Friday, August 31, 2018

Happy Birthday, James Coburn


This is James Coburn, pictured with my husband as a boy.

This photo would have been after Jim had become successful as a co-star in films like Charade (1963) and The Americanization of Emily (1964). It looks like it might have been from around the time of the shoot of A High Wind in Jamaica (1965), in which Jim sported a beard and mustache.

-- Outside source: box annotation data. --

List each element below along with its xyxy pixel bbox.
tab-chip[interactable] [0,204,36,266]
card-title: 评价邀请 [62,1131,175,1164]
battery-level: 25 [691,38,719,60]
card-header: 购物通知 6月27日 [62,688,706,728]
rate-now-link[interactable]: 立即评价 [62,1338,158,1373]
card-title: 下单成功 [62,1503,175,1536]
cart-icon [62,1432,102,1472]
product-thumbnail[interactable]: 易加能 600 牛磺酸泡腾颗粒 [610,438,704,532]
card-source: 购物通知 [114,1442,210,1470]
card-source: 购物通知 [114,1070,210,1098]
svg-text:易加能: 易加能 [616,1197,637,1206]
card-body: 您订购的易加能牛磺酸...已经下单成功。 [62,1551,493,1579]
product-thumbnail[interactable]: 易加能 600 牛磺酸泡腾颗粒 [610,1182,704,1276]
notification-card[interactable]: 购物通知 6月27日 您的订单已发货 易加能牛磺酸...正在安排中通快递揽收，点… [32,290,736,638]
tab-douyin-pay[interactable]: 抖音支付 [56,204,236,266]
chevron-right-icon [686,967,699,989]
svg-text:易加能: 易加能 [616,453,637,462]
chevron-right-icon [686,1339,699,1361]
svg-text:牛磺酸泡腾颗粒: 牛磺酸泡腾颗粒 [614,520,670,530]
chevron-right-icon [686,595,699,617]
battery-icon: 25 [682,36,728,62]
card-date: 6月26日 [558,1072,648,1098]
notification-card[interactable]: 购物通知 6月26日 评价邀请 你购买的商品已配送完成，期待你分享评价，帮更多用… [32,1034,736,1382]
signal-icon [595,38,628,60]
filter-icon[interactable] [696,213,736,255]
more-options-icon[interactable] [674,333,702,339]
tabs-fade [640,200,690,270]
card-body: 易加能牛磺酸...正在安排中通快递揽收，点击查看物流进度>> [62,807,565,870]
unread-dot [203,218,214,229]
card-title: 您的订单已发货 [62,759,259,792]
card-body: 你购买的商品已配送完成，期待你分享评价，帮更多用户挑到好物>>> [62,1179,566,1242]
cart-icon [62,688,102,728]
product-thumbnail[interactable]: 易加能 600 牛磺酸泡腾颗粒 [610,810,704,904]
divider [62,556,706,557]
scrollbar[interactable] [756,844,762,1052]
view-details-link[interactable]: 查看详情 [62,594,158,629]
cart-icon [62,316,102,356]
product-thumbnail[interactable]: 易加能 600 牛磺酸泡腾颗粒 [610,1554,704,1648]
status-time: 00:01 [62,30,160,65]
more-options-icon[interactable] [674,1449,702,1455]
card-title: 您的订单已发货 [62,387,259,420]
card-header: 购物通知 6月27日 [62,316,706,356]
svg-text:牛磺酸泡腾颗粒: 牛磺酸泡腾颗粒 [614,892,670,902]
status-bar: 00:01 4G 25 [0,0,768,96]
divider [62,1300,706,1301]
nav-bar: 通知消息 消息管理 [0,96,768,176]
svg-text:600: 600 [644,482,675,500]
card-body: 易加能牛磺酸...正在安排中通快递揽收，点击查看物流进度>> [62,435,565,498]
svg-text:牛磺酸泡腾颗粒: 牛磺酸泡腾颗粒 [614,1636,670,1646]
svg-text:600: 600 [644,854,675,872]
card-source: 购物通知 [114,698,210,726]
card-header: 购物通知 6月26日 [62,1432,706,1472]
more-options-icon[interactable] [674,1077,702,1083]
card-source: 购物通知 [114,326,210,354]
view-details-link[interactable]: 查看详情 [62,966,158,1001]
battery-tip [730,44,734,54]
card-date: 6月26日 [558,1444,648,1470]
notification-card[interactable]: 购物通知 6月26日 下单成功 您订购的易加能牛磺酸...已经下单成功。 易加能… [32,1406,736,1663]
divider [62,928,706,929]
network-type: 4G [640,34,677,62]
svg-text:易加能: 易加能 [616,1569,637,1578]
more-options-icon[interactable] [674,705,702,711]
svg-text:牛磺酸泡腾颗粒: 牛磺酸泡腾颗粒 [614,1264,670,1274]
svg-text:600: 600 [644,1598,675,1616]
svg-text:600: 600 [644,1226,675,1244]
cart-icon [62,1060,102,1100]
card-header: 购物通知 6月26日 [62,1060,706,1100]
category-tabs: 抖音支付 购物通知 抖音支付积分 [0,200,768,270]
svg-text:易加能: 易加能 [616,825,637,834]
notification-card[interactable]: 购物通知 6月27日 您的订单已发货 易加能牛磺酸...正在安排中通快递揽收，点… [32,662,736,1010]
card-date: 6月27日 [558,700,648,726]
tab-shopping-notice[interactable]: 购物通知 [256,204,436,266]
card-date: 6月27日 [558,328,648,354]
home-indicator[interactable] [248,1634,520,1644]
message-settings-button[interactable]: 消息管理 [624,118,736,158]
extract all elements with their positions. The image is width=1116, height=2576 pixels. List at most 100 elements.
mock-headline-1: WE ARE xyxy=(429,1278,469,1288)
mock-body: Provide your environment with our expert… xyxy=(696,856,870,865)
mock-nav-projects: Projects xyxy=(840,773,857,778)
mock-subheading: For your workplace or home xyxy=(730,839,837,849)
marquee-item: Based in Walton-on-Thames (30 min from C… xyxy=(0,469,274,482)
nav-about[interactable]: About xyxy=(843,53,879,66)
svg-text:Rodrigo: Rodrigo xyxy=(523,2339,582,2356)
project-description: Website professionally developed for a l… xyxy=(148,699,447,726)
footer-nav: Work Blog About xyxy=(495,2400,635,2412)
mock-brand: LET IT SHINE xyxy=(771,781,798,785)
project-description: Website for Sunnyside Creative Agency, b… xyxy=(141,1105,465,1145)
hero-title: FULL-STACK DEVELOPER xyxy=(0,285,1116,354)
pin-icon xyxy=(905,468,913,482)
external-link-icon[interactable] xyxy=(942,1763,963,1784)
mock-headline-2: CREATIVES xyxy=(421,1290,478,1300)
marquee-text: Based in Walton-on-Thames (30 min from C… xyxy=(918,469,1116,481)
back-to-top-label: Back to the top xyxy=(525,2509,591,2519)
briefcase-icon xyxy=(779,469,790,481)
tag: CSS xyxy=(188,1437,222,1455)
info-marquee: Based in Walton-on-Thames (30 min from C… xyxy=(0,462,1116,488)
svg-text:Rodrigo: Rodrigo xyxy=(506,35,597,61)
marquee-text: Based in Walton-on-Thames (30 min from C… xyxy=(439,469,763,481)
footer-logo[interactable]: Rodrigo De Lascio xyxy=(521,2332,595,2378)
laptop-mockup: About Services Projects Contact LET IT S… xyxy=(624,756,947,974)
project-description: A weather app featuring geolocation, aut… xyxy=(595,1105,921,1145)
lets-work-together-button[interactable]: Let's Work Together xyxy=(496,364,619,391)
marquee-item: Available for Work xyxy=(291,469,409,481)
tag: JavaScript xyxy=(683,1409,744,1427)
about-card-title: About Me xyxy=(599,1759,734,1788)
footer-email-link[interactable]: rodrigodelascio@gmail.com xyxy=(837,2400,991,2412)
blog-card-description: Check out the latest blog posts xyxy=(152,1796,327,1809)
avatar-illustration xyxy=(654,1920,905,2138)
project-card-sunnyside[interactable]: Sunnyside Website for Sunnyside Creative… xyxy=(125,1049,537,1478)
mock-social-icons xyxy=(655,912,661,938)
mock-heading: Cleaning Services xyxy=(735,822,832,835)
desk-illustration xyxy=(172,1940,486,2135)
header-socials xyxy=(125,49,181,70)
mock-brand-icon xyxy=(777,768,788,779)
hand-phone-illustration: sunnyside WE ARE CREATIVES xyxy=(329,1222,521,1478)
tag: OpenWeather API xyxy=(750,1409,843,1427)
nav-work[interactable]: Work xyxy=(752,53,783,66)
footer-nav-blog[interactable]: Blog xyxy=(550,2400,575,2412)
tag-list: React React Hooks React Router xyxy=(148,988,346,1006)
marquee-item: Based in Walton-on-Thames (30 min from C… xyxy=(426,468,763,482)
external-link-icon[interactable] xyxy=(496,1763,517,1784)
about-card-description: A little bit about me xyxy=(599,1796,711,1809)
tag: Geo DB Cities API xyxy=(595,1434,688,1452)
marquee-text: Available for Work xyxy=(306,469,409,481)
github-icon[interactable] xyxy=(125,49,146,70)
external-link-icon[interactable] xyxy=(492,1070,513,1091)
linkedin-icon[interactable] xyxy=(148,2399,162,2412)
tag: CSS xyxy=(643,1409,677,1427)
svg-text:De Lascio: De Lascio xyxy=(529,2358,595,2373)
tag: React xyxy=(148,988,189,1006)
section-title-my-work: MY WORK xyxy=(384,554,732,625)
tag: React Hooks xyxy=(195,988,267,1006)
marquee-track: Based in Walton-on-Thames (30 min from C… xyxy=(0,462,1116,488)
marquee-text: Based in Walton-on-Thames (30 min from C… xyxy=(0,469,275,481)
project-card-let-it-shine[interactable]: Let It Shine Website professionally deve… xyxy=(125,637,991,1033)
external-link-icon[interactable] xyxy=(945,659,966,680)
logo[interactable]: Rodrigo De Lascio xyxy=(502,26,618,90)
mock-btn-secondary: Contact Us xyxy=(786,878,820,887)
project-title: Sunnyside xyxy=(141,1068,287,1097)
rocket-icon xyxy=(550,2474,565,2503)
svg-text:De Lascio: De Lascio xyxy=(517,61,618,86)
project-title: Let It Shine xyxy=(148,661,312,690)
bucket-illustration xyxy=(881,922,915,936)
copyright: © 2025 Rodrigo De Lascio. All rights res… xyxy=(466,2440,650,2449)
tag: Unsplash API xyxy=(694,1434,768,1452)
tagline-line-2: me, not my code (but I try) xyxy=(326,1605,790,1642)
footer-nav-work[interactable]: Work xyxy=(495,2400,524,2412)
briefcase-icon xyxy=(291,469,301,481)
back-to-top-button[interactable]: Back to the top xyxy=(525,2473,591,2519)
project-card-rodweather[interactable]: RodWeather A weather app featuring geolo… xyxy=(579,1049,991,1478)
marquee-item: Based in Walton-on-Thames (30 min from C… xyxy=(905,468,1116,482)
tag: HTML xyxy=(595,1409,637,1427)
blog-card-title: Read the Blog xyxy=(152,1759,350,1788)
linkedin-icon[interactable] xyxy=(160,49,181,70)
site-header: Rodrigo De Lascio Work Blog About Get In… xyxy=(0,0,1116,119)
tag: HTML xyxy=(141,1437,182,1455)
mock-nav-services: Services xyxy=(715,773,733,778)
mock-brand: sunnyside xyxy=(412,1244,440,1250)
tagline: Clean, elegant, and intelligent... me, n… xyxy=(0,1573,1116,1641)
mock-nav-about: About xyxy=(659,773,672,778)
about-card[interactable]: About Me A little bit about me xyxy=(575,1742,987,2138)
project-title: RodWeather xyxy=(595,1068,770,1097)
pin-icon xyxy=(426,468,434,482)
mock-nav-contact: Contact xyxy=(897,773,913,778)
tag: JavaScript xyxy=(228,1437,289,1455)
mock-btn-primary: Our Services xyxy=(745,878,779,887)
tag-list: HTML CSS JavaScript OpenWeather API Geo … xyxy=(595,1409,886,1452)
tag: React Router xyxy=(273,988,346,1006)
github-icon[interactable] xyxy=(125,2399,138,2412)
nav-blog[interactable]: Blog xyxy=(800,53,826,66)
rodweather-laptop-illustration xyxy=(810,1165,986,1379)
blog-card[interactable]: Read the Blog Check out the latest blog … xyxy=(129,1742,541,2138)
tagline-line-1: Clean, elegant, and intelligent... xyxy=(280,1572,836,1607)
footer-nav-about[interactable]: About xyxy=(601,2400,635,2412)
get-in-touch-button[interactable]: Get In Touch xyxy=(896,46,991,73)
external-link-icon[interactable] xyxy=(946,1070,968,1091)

Here is a brief excerpt from the forthcoming biography:


The Coburn family had recently returned from what must have felt like a vacation, shooting A High Wind in Jamaica (1965) on location in Jamaica for two months, with a month in London for the interiors. Coburn had been to London for tests and rehearsals, then flew into Kingston on June 25 to be joined by Beverly and the kids about a week later. They then spent July and August of 1964 enjoying the tropical climate while he portrayed Zac, the cranky, wily second in command to Anthony Quinn’s Captain Chavez.
At the time, the shooting location, Rio Bueno, and the nearby beach villages had only recently been discovered by tourists. The area could certainly be described as an unspoiled tropical paradise—lush greenery, turquoise waters, pristine white beaches, and a nearly uninterrupted skyline in every direction. Most of the structures dated from Colonial times. It was perfect for shooting a Victorian-era period film.
The movie was based on a 1929 book, The Innocent Voyage by Richard Hughes, about a colonist’s wild young children who, on their way to school in England, accidentally stow away on a pirate ship. It is often compared as a kind of bookend to William Golding’s 1954 The Lord of the Flies. Both deal with themes of children as naturally savage beings who need the firm control and direction of adults to become or remain civilized. According to a 1986 documentary produced by Scottish Television about the director, Alexander Mackendrick was enthralled by the book, considering the “dark” novel a work of genius.128 Some years earlier he declared that he “desperately wanted to make this movie.” After finishing the picture, he was less enthusiastic about the result, having learned a valuable lesson: “Second-rate books, you can make films of, but true masterpieces never should be transferred to the screen.” The story had been considerably lightened and sanitized in an attempt to skew it toward a family film.
Coburn was interviewed for the same documentary about his experience working with Mackendrick. “It was wonderful to watch him. He was producing the thing, helped build the sets, moving. He was doing more than anybody could ask because he wanted this thing to be really good. And he was very responsible to it. He’d dreamed about it, he told me, for twenty years.”
He went on to speak admiringly of Mackendrick’s ability with the child actors. The director had often worked with children and “learned more about working with adult actors from working with children.” He maintained an amazing level of patience. “He was superb with them. He never raised his voice to them. He would turn around, after this little girl who kept looking the same all the time, and [make a face then turn back smiling]. ‘Yes, darling. Just right.’ He would go after her and just… He knew how to do that. I don’t know how to do that. I would lose my patience with the children. But he wouldn’t lose his patience with anybody.”
Working with Mackendrick reinforced Coburn’s profound commitment to his art form. “I think he taught me the value of film, of the honor of making film, of dealing with the magical instrument, the realization of certain visions, the solidifying of dreams—that responsibility… Ah… I don’t think there’s anything anybody can do that’s more important than make films.”
A little hyperbole, perhaps. At the time of the documentary, 1986, Coburn seemed completely sincere in his beliefs about the cultural value of movies as a force for social change. It was an idea that had long percolated around in his thinking, and one that Beverly shared. She had written about it back in 1963—“Movies are the greatest propaganda we have, also the greatest setters of style and attitude, and I feel we should use the responsibility positively.”129 Back then, as a couple they were discussing ideas that would shortly influence the next stage of his career. But in the meantime, A High Wind in Jamaica was an opportunity for him to really show his charisma on screen.


128 “Mackendrick: The Man Who Walked Away 1/6,” YouTube video, 9:58, from a 1986 Scottish Television documentary, posted by robinofgray, June 3, 2010, https://www.youtube.com/watch?v=qfeLZYVIGsY.
129 Beverly Coburn to James Logan, January 17, 1963, private papers.